Application of UAV-Based Imaging and Deep Learning in Assessment of Rice Blast Resistance
Lin Shaodan,
Yao Yue,
Li Jiayi,
Li Xiaobin,
Ma Jie,
Weng Haiyong,
Cheng Zuxin,
Ye Dapeng
Affiliations
Lin Shaodan
College of Mechanical and Electrical Engineering, Fujian Agriculture and Forestry University, Fuzhou 350002, China; College of Mechanical and Intelligent Manufacturing, Fujian Chuanzheng Communications College, Fuzhou 350007, China
Yao Yue
College of Mechanical and Electrical Engineering, Fujian Agriculture and Forestry University, Fuzhou 350002, China; Fujian Key Laboratory of Agricultural Information Sensing Technology, Fuzhou 350002, China
Li Jiayi
College of Mechanical and Electrical Engineering, Fujian Agriculture and Forestry University, Fuzhou 350002, China; Fujian Key Laboratory of Agricultural Information Sensing Technology, Fuzhou 350002, China
Li Xiaobin
College of Mechanical and Electrical Engineering, Fujian Agriculture and Forestry University, Fuzhou 350002, China; Fujian Key Laboratory of Agricultural Information Sensing Technology, Fuzhou 350002, China
Ma Jie
College of Mechanical and Electrical Engineering, Fujian Agriculture and Forestry University, Fuzhou 350002, China; Fujian Key Laboratory of Agricultural Information Sensing Technology, Fuzhou 350002, China
Weng Haiyong
College of Mechanical and Electrical Engineering, Fujian Agriculture and Forestry University, Fuzhou 350002, China; Fujian Key Laboratory of Agricultural Information Sensing Technology, Fuzhou 350002, China
Cheng Zuxin
College of Mechanical and Electrical Engineering, Fujian Agriculture and Forestry University, Fuzhou 350002, China; College of Agriculture, Fujian Agriculture and Forestry University, Fuzhou 350002, China; Corresponding authors.
Ye Dapeng
College of Mechanical and Electrical Engineering, Fujian Agriculture and Forestry University, Fuzhou 350002, China; Fujian Key Laboratory of Agricultural Information Sensing Technology, Fuzhou 350002, China; Corresponding authors.

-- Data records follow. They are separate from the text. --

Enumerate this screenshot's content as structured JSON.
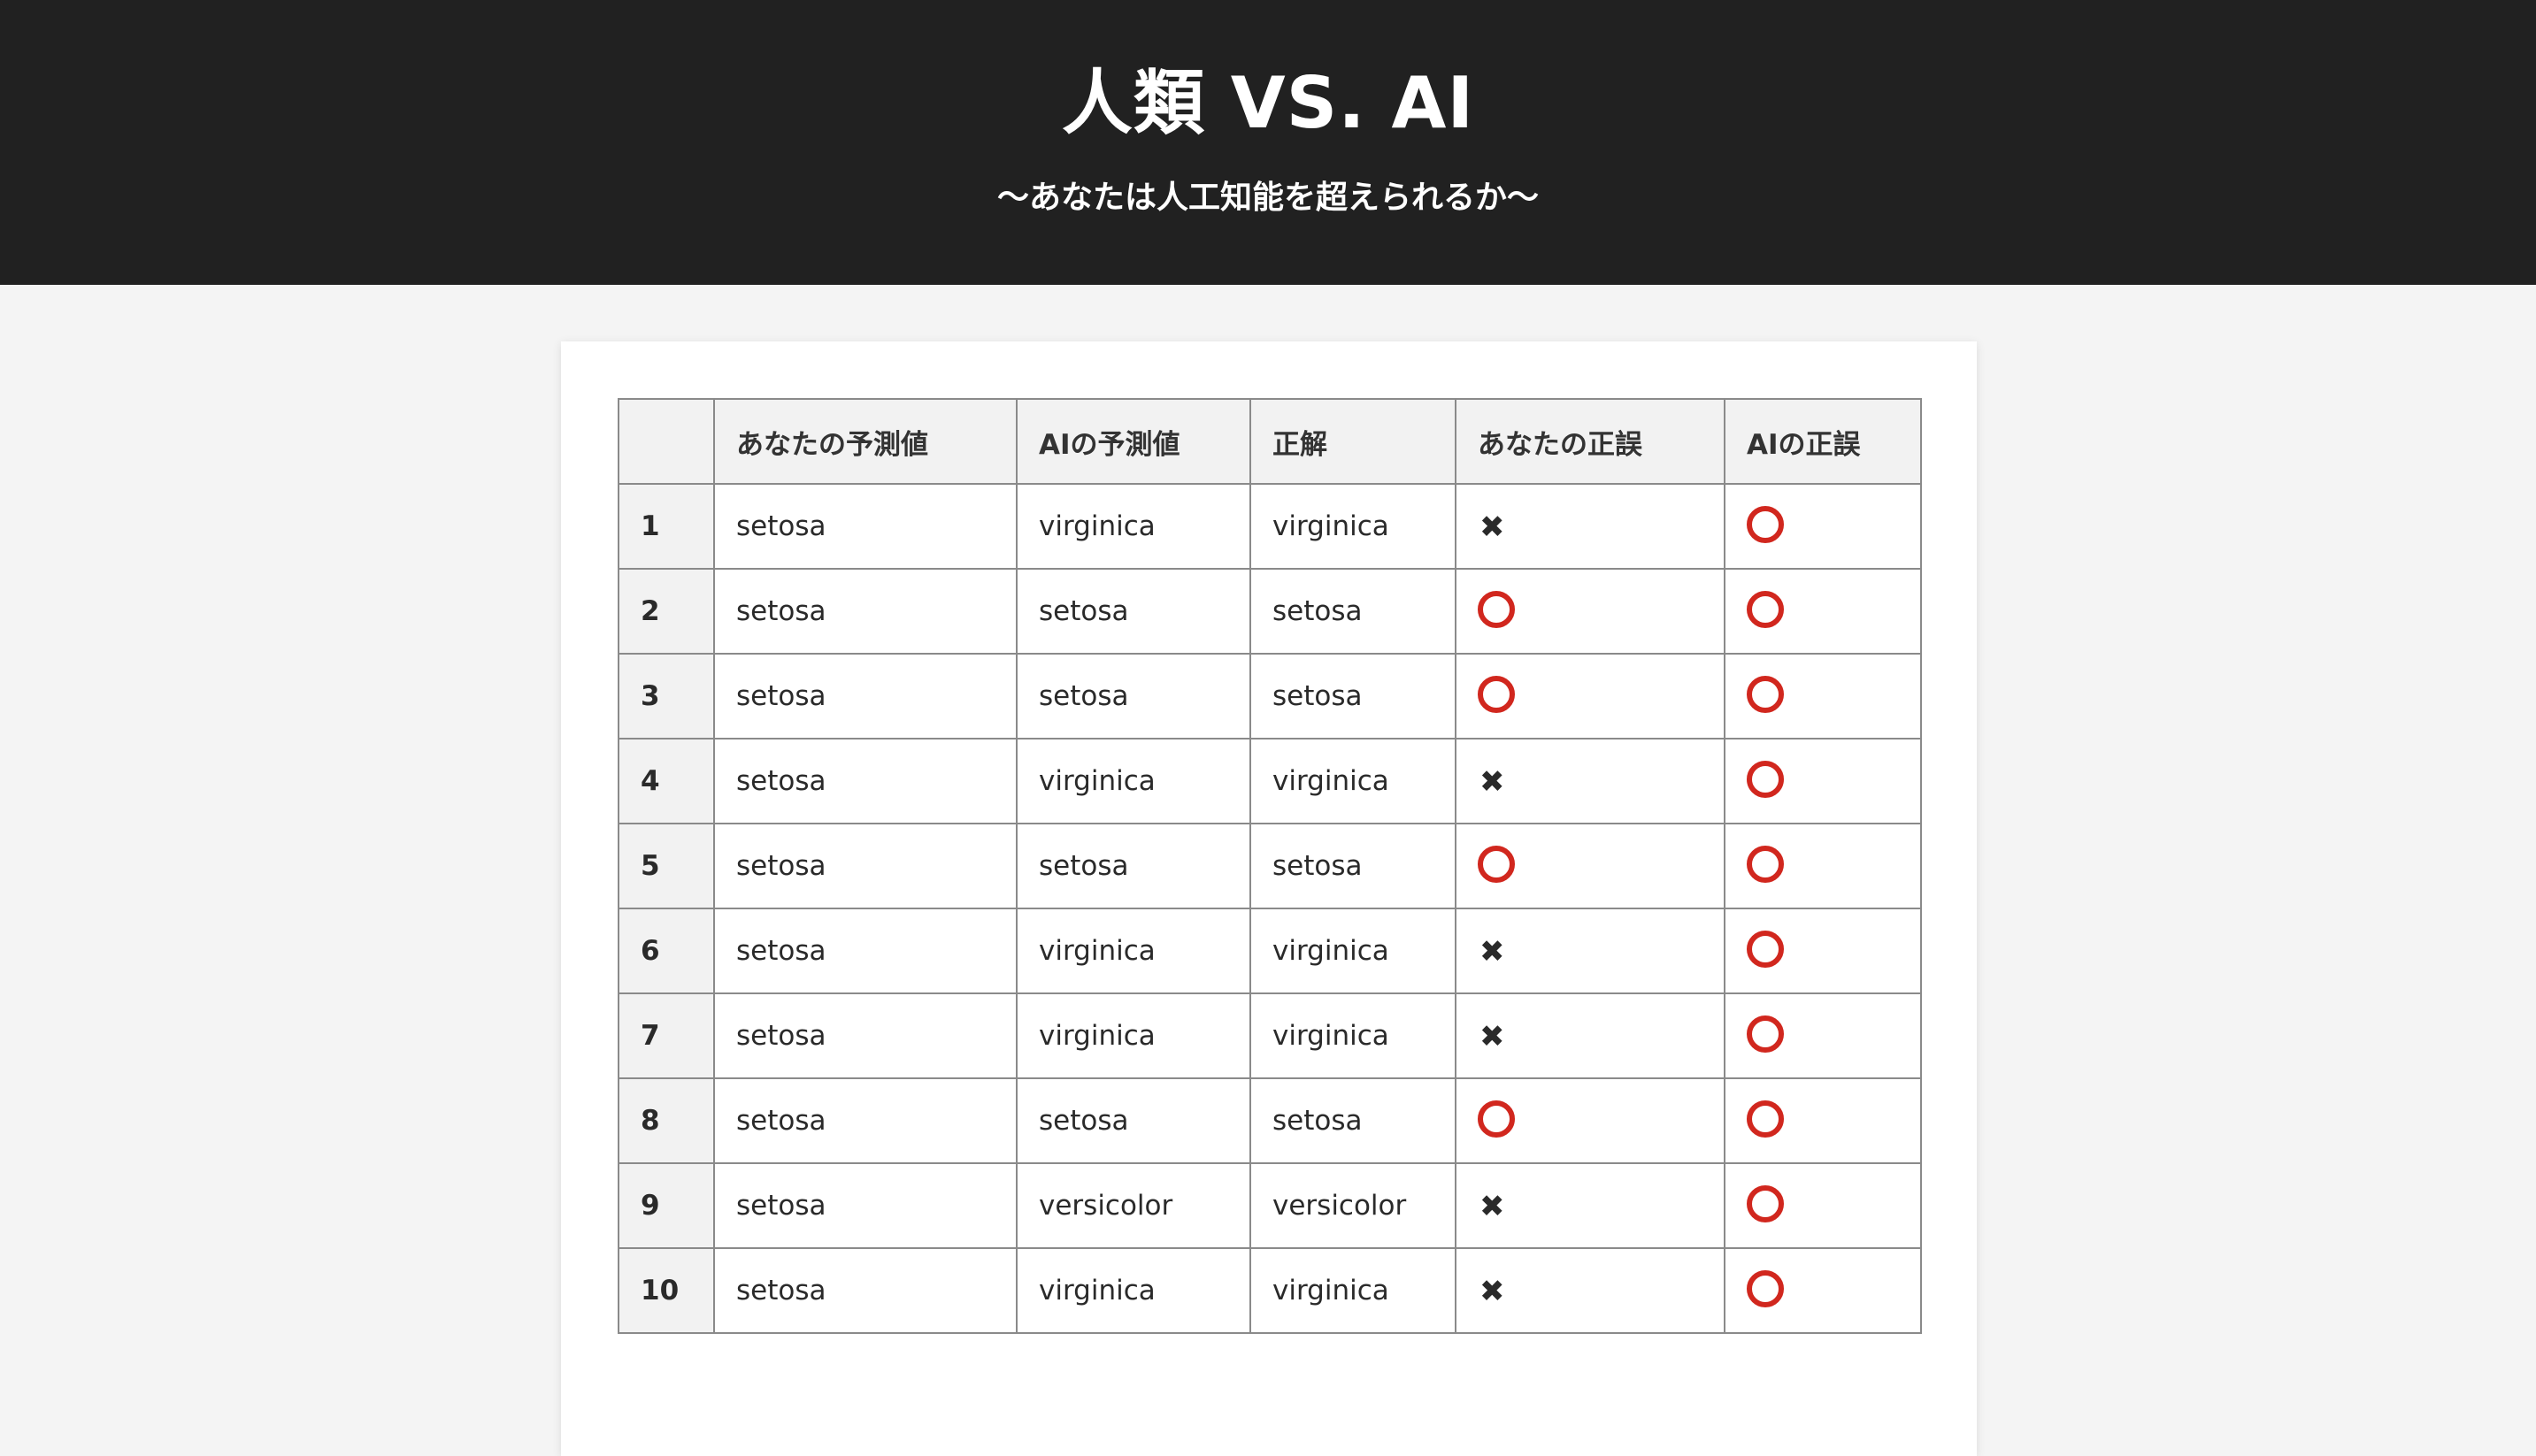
{
  "header": {
    "title": "人類 VS. AI",
    "subtitle": "〜あなたは人工知能を超えられるか〜"
  },
  "table": {
    "columns": [
      "",
      "あなたの予測値",
      "AIの予測値",
      "正解",
      "あなたの正誤",
      "AIの正誤"
    ],
    "rows": [
      {
        "no": "1",
        "you": "setosa",
        "ai": "virginica",
        "answer": "virginica",
        "you_result": "×",
        "ai_result": "○"
      },
      {
        "no": "2",
        "you": "setosa",
        "ai": "setosa",
        "answer": "setosa",
        "you_result": "○",
        "ai_result": "○"
      },
      {
        "no": "3",
        "you": "setosa",
        "ai": "setosa",
        "answer": "setosa",
        "you_result": "○",
        "ai_result": "○"
      },
      {
        "no": "4",
        "you": "setosa",
        "ai": "virginica",
        "answer": "virginica",
        "you_result": "×",
        "ai_result": "○"
      },
      {
        "no": "5",
        "you": "setosa",
        "ai": "setosa",
        "answer": "setosa",
        "you_result": "○",
        "ai_result": "○"
      },
      {
        "no": "6",
        "you": "setosa",
        "ai": "virginica",
        "answer": "virginica",
        "you_result": "×",
        "ai_result": "○"
      },
      {
        "no": "7",
        "you": "setosa",
        "ai": "virginica",
        "answer": "virginica",
        "you_result": "×",
        "ai_result": "○"
      },
      {
        "no": "8",
        "you": "setosa",
        "ai": "setosa",
        "answer": "setosa",
        "you_result": "○",
        "ai_result": "○"
      },
      {
        "no": "9",
        "you": "setosa",
        "ai": "versicolor",
        "answer": "versicolor",
        "you_result": "×",
        "ai_result": "○"
      },
      {
        "no": "10",
        "you": "setosa",
        "ai": "virginica",
        "answer": "virginica",
        "you_result": "×",
        "ai_result": "○"
      }
    ]
  },
  "icons": {
    "correct": "circle-icon",
    "incorrect": "cross-icon"
  },
  "colors": {
    "header_bg": "#212121",
    "page_bg": "#f4f4f4",
    "correct_mark": "#d1271e",
    "incorrect_mark": "#2a2a2a"
  }
}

Rice blast is regarded as one of the major diseases of rice. Screening rice genotypes with high resistance to rice blast is a key strategy for ensuring global food security. Unmanned aerial vehicles (UAV)-based imaging, coupled with deep learning, can acquire high-throughput imagery related to rice blast infection. In this study, we developed a segmented detection model (called RiceblastSegMask) for rice blast detection and resistance evaluation. The feasibility of different backbones and target detection models was further investigated. RiceblastSegMask is a two-stage instance segmentation model, comprising an image-denoising backbone network, a feature pyramid, a trinomial tree fine-grained feature extraction combination network, and an image pixel codec module. The results showed that the model combining the image-denoising and fine-grained feature extraction based on the Swin Transformer and the feature pixel matching feature labels with the trinomial tree recursive algorithm performed the best. The overall accuracy for instance segmentation of RiceblastSegMask reached 97.56%, and it demonstrated a satisfactory accuracy of 90.29% for grading unique resistance to rice blast. These results indicated that low-altitude remote sensing using UAV, in conjunction with the proposed RiceblastSegMask model, can efficiently calculate the extent of rice blast infection, offering a new phenotypic tool for evaluating rice blast resistance on a field scale in rice breeding programs.